Hmm I suppose the entire visitor/codemod needs to be pickleable when running it against multiple files, but the matchers accepting callbacks definitely encourage lambdas, so I'd support a PR to add a callout in their docs. The two problematic matchers are MatchIfTrue and MatchMetadataIfTrue.

(Tangentially, if there's a better way to do this "match if any Node in this Sequence matches this pattern", I'm down to be told what that is)

I think your solution is the cleanest way to express this, but occasionally I find myself writing

m.Parameters(
  params=[m.ZeroOrMore(), m.Param(name=m.Name(value="request")), m.ZeroOrMore()],
)
jmhodges-color commented 2 years ago

Honestly, I much prefer your ZeroOrMore version.
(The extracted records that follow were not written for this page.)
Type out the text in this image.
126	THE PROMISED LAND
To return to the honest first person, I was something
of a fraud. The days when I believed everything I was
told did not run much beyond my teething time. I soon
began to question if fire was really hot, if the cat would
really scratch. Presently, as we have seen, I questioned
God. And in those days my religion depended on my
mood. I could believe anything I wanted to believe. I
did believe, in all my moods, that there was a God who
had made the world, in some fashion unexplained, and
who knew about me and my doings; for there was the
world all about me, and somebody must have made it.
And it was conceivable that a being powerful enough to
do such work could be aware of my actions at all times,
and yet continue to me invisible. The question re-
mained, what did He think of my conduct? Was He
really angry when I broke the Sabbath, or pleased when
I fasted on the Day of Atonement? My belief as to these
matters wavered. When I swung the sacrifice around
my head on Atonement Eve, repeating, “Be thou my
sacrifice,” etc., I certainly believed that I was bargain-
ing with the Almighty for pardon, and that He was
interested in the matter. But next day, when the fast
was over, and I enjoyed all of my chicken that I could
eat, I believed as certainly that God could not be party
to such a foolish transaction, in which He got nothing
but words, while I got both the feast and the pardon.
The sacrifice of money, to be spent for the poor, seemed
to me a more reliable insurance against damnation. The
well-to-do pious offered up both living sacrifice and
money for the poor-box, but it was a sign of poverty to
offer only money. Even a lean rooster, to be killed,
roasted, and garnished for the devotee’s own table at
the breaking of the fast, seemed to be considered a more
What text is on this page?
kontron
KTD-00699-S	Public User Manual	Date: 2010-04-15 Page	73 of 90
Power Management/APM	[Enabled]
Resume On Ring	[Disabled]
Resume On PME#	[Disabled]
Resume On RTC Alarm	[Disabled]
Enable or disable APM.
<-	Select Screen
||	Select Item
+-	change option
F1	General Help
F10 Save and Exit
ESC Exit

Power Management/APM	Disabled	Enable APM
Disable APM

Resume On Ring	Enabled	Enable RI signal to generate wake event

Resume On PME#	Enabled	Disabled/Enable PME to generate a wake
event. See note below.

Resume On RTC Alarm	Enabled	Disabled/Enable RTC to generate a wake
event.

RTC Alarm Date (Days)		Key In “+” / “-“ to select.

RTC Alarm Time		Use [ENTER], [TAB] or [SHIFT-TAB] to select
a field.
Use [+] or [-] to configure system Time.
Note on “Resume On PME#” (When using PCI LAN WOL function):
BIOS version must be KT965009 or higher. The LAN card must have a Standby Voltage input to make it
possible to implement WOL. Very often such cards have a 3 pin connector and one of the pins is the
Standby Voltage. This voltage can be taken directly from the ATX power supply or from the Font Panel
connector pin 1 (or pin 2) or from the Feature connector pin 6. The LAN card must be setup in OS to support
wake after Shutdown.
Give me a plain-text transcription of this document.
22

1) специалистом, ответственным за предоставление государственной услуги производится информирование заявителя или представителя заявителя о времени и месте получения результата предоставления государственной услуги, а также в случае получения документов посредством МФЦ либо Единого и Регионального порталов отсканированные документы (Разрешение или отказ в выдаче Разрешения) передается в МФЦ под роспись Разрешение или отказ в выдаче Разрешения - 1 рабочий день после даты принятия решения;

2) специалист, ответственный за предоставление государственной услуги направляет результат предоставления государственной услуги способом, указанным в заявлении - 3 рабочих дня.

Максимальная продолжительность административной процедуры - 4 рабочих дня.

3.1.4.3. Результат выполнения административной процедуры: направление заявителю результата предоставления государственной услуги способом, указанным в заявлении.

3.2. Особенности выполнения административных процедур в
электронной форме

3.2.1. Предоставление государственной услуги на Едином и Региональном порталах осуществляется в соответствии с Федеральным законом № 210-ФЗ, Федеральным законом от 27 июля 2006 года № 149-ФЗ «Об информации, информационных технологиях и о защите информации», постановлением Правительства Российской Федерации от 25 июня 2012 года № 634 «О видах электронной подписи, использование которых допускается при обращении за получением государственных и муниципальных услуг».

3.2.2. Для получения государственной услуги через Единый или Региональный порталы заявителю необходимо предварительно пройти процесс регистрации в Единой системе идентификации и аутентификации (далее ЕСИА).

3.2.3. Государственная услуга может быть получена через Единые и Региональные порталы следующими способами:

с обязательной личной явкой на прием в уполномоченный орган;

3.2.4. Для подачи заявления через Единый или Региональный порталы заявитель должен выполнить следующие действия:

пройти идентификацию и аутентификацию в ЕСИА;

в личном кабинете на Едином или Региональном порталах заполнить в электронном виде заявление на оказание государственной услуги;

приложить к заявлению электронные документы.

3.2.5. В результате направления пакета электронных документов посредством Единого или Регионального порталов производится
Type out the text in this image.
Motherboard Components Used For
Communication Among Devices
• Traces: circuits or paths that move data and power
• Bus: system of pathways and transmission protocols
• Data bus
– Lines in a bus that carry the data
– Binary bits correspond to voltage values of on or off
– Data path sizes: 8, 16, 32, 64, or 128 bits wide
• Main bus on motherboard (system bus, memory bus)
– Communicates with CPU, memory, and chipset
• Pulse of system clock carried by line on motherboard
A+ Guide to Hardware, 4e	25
The lambdas get more ugly when you want to match more than a simple string, involving calls out to matchers.matches and such.

mx781 commented 10 months ago

The pre+post ZeroOrMore() for matching sequences in that fashion is a real nugget - would be worth highlight this recipe in the docs unless it's already there somewhere and I missed it!

kiri11 commented 3 months ago

MatchIfTrue will work if you create a regular named function and use that instead of a lambda. Something like this:

def request_in_params(params):
    return any(p.name.value == "request" for p in params)

...

m.MatchIfTrue(request_in_params)

Also, you could pass jobs=1 so Pickle isn't used for muliprocessing (but it will be slower).